Now I have the transparent tube above the fermenter drain tap (and a 1" tap), and I'm doing the next brew using the "selected" yeast (mid to end of fermentation) from the previous experiment, I can report on its progress after 1 day. The drain appears to contain only trubb, no yeast. I think this is good because it means all the yeast is working (and floating). I will drain this and report again when the yeast starts to settle.

Interesting idea.

 

Easy enough to take apart for cleaning...?

Yes. Lots of pieces though. It will need it too as there is a gap between the tapered end of the hose barbs and the hose.

Day 2 update. There is no yeast sediment yet, in fact I can see fermentation taking place, a stream of rising bubbles. More confirmation that I have selected the "best" yeast.

When I drained it yesterday, when the valve was slightly opened, a bubble of air rose up the tube. This will be the air trapped inside the ball part of the ball valve. Obviously introducing air later on is going to be bad, so from now on I will block the air-lock first to allow a slight pressure build up inside to prevent this happening. I don't think this happened when I had the 1/2" valve, and it could be due to the design of the valve causing one side to open before the other, but I can't look at that while the tap is in use.

After 3 days, the bubbling from the airlock had reduced, but it was still going. I closed the valve on the airlock and allowed it to build up some positive pressure for an hour or so, then drained off 300 ml of yeast, then reopened air-lock (gently).

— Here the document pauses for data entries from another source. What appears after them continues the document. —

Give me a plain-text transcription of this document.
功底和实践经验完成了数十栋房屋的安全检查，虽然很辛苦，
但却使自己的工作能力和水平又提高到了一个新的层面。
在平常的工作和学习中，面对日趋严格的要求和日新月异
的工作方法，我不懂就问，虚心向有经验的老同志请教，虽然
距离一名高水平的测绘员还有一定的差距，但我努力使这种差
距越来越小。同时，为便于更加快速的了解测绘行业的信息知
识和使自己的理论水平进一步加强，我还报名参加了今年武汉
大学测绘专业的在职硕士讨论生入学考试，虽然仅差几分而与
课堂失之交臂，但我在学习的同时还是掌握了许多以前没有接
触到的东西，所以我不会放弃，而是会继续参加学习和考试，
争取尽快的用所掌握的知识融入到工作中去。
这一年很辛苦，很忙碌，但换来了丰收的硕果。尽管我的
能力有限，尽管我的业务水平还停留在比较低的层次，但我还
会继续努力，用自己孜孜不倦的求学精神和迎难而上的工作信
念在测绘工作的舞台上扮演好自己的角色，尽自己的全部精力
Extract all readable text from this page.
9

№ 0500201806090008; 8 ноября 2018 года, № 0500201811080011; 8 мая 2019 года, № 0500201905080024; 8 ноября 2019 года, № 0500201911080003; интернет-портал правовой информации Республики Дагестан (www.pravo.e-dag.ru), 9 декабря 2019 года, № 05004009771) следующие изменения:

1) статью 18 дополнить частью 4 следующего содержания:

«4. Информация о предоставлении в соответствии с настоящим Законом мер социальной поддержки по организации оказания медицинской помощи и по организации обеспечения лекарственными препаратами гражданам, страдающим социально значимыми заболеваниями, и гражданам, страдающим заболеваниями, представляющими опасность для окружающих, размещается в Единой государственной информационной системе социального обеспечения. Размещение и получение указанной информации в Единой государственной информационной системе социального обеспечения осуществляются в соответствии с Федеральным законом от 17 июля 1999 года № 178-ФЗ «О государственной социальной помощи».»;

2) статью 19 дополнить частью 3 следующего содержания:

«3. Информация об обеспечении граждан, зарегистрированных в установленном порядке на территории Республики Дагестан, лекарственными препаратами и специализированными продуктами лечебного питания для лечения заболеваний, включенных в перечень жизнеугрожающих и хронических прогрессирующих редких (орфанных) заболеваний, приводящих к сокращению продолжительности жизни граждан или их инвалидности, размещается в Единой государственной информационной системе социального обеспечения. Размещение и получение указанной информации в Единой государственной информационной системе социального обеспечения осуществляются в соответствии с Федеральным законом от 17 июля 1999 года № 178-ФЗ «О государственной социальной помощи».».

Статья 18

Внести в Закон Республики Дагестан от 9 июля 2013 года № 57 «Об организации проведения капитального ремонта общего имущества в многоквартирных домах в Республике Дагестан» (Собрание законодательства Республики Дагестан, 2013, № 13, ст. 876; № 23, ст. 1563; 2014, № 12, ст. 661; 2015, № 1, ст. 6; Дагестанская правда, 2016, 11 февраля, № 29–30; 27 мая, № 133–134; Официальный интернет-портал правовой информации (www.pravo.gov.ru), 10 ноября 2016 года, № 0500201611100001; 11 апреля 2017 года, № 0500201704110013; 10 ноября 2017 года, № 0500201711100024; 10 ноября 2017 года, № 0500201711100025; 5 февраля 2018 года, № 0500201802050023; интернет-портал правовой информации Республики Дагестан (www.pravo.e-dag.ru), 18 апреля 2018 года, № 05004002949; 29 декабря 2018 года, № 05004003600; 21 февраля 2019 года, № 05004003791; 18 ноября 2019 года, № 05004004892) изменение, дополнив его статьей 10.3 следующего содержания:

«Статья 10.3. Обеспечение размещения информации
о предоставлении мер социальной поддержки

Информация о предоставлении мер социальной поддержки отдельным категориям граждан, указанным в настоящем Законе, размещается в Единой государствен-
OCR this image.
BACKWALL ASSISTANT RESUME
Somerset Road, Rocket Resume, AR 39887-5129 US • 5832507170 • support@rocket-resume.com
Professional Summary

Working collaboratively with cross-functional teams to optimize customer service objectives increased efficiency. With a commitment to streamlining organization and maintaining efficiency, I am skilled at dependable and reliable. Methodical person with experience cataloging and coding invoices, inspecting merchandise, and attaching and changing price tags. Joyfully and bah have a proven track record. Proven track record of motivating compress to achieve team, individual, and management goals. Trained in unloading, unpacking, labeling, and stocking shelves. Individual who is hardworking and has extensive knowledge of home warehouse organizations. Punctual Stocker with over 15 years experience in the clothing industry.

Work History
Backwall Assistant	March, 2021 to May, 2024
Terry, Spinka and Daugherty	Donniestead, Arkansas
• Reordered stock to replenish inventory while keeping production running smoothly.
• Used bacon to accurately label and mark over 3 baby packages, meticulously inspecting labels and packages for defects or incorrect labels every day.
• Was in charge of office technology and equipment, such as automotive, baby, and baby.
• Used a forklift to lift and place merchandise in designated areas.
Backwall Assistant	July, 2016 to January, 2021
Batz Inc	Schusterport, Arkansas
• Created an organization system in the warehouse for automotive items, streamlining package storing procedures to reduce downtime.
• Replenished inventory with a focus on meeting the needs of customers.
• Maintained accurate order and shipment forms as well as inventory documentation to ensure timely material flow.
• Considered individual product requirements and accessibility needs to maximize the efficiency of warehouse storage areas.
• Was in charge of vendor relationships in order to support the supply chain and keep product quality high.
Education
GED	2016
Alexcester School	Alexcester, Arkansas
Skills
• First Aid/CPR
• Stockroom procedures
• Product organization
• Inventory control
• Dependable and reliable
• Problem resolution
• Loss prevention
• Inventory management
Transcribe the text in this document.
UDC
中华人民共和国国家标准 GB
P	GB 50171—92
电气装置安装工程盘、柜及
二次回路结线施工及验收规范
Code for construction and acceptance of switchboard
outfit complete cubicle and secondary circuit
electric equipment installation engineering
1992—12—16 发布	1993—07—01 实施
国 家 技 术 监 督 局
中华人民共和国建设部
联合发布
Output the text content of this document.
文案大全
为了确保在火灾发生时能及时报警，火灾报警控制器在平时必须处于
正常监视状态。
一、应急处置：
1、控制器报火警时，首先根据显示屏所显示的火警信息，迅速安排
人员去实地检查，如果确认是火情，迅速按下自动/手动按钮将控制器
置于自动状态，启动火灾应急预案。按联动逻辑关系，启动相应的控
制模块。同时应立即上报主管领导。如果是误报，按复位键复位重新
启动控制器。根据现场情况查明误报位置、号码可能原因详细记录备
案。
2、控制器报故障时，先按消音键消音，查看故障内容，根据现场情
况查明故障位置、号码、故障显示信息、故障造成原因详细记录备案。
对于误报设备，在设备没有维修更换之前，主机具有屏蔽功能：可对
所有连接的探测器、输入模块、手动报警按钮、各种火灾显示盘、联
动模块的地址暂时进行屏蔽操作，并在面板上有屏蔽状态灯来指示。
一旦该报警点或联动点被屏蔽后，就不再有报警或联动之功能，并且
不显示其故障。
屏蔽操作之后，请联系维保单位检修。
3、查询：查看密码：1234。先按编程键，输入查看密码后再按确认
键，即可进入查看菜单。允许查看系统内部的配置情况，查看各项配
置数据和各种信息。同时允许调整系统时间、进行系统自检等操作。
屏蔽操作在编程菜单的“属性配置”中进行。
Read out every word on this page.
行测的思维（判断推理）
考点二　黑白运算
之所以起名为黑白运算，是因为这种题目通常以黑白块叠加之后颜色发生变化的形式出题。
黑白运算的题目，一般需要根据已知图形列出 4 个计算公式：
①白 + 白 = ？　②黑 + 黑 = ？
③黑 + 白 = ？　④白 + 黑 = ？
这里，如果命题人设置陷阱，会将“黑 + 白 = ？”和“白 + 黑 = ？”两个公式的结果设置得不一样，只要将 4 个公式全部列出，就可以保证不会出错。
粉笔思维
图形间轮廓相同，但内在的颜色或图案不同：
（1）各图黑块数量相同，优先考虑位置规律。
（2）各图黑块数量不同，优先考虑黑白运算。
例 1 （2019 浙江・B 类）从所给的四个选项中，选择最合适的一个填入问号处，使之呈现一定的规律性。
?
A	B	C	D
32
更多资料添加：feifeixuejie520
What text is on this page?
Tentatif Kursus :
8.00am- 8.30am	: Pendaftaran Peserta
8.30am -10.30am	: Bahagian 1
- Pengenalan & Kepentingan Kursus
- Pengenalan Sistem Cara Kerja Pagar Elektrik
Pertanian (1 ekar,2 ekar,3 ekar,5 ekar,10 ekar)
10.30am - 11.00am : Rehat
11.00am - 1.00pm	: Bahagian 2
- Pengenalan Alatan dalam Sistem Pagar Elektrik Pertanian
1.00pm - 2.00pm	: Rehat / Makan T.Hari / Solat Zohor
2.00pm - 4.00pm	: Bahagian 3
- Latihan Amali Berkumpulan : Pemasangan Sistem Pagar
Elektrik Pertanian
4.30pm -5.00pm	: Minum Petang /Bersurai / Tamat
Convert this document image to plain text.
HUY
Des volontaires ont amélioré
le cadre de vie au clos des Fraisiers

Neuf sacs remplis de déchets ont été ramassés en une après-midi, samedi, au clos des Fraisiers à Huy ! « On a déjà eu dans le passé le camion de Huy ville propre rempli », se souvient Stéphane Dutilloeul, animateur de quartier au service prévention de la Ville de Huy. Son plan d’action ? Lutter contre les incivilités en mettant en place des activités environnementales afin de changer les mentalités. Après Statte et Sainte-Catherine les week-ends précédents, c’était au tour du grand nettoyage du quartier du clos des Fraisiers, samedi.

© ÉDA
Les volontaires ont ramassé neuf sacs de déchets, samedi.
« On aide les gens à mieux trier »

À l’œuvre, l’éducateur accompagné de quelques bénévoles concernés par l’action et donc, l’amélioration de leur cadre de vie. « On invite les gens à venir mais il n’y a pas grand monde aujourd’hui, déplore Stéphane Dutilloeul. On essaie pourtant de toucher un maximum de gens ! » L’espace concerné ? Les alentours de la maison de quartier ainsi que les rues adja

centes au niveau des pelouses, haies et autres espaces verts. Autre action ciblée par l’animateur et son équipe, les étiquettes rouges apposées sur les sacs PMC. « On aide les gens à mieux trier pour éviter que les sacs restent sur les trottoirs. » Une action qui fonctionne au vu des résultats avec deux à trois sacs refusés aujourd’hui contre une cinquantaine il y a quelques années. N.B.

After 4 days, bubbling has almost stopped. Repeated the same procedure, but this time the yeast seemed a bit stuck to one side, so I drained a bit, then left it for a while then drained some more. The disturbance gave the fermentation a little kick as the airlock bubbling was increased a bit afterwards.

The rest of the yeast will be drained, but will be discarded.

Sticking on the Conical is always going to be the problem. One site I read talked about using a heating belt wrapped around the lower conical part, heated an hour or two before draining to help it slide.

 

Good idea about the positive pressure tho.. that should help push it out.

 

I am fairly sure you don't have to get all of the yeast cake out before secondary fermentation... just enough to drop the percentage going into your bottle or keg when its ready.

At this time, its all about saving the good yeast for re-use, and the yeast cake which was tending to stick to one side of the tube was only a momentary problem, I closed the tap, let it settle for an hour or so, then drained a little more.